Part of that will be the Trinity Learning Centre, which has been operating under Catholic Central High School in Lethbridge for about 18 years, according to Vanden Dungen. He said the Trinity Learning Centre has been offering flexible alternatives for high school students for a very long time. Some of that has been changed overtime depending on the needs and depending on staff, and it may be a little different again next year. 

“We’re still working on some of the details for that, but we will continue to offer flexible alternatives for high schoolers as well,” said Vanden Dungen. 

Some students prefer and excel doing online schooling for various reasons. The reasons differ from one family to the next, sometimes it’s support for the families who would like to be involved at home and sometimes there can be health related reasons. 

“We had a number of families who found that online learning worked really well for them. They said this works really well for their children and they experienced a lot of success. This way is the way we can continue to do this in the future, so the Holy Spirit Catholic School Division wanted to able to meet that need.” 

Vanden Dungen said there are students who have always needed an alternative way of getting high school credits outside the traditional school system for various reasons. Sometimes there are students who their high school might not offer the courses that they need, when they need it, or sometimes related to family issues or sports issues or just timetabling issues. Vanden Dungen also mentioned that sometimes students need credit recovery. They may have tried to take an in-person course that wasn’t successful, and they would want to retake the course. 

“Some students simply function better outside of a classroom environment. They need a more self-directed learning where they are setting the timeline for themselves. That’s always been the case at high school level, now we have the opportunity to service school grade 4 to 12 that will focus on the flexible learning.”

Vanden Dungen said that there has always been challenges with the way students learn and there has been a lot of research in the last few decades about how to make that more successful, how to make sure students are getting that immediate feedback.

“When I say flexible but also supportive, I think that’s what we really want to focus on with this program. We can start to notice where students are starting to flounder a little bit and be able to respond to that quickly.”

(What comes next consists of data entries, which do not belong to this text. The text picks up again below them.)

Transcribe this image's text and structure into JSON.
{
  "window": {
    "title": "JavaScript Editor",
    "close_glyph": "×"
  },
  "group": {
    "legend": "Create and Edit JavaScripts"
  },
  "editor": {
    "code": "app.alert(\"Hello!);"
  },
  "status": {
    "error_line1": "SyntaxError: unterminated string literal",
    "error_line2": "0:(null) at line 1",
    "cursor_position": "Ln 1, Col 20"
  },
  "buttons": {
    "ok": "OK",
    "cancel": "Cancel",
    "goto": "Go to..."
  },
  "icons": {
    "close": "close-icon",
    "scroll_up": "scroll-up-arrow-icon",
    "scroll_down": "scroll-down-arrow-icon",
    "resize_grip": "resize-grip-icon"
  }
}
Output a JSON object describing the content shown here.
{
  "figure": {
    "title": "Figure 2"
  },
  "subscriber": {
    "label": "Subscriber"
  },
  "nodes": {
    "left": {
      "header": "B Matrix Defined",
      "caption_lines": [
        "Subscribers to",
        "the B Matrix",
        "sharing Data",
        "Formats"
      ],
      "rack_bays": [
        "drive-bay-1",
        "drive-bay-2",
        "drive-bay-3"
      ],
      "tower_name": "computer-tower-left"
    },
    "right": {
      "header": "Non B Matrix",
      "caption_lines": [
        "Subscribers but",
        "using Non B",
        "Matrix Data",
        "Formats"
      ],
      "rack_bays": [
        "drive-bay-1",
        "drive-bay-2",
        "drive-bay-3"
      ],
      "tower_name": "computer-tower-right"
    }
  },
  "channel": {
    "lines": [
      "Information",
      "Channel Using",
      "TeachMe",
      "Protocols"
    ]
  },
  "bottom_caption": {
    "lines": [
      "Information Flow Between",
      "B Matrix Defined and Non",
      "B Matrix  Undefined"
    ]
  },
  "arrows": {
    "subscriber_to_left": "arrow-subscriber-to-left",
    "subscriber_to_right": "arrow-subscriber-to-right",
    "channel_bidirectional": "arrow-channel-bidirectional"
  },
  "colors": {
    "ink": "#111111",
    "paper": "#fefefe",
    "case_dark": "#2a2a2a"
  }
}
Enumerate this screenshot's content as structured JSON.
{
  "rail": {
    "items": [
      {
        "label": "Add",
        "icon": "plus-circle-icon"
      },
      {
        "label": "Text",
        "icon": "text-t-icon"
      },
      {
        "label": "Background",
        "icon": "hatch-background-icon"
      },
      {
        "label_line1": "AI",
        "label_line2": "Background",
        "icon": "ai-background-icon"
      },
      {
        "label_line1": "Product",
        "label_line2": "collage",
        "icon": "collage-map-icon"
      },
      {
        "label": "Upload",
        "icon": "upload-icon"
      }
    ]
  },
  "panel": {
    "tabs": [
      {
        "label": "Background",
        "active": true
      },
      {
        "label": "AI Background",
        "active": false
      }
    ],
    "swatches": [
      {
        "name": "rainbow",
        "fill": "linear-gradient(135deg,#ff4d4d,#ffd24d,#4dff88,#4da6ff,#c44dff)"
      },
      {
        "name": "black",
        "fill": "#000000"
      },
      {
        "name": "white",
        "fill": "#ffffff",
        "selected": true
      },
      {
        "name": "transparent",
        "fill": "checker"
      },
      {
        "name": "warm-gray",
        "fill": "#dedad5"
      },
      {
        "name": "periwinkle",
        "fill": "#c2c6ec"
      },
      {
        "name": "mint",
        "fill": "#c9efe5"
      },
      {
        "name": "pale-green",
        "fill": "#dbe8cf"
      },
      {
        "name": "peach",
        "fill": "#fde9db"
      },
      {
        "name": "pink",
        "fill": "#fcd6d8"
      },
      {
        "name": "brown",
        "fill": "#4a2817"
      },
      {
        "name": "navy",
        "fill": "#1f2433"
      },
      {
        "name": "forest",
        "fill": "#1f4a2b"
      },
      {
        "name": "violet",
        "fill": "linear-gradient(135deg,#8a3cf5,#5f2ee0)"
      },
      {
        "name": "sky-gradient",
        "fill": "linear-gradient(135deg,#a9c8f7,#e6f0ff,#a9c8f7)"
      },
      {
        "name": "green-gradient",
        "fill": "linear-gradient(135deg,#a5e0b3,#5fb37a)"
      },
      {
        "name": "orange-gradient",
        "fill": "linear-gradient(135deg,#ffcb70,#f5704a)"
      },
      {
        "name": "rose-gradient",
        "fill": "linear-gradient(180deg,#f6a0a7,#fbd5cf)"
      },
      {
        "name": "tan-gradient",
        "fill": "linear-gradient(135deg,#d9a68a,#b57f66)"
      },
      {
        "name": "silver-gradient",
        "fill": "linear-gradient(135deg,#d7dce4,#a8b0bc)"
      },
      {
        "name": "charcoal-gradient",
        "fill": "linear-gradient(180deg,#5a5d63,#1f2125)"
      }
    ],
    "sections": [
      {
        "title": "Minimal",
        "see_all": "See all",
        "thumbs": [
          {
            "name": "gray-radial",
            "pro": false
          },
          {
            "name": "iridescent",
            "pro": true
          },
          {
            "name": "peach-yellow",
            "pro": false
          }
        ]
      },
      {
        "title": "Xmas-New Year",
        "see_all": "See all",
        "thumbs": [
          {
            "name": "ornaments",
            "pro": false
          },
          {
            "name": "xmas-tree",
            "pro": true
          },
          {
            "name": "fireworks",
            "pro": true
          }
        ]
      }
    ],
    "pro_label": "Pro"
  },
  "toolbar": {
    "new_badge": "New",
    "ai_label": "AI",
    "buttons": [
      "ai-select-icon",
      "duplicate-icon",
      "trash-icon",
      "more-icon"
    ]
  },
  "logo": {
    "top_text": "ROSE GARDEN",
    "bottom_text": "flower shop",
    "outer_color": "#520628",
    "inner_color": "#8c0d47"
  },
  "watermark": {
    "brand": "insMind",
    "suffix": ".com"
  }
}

The e-learning program will be offering the same courses that a regular high school would be offering.  

“The intention is to offer all of the core courses now. There may be some missing because we’re just starting out this year, even staffing is still being sorted out right now. When it gets to the very specialized high school courses, I don’t know right now whether I will have someone on staff yet who can support say physics 30 or calculus,” said Vanden Dungen. 

He said that even though they might not be able to offer some courses to begin with, they still have resources to outsource the necessary materials to help students complete those specific courses. 

“Another big reason that this is happening now, is that Alberta Distance Learning which has operated for almost 100 years in Alberta is folding this year at the end of June. So, school divisions are looking for alternatives to providing their own courses.”

In this first year of operation, they are going to try and offer as many courses as they can, but they are going to be growing the program as they go. It will be offered to those who fit the criteria among those who have expressed interest. For example, there has to be Internet access and devices and a commitment to having students prepared to be online and do the work. He said there will be no limit on class size for online learning for the first year, but that might change in the future.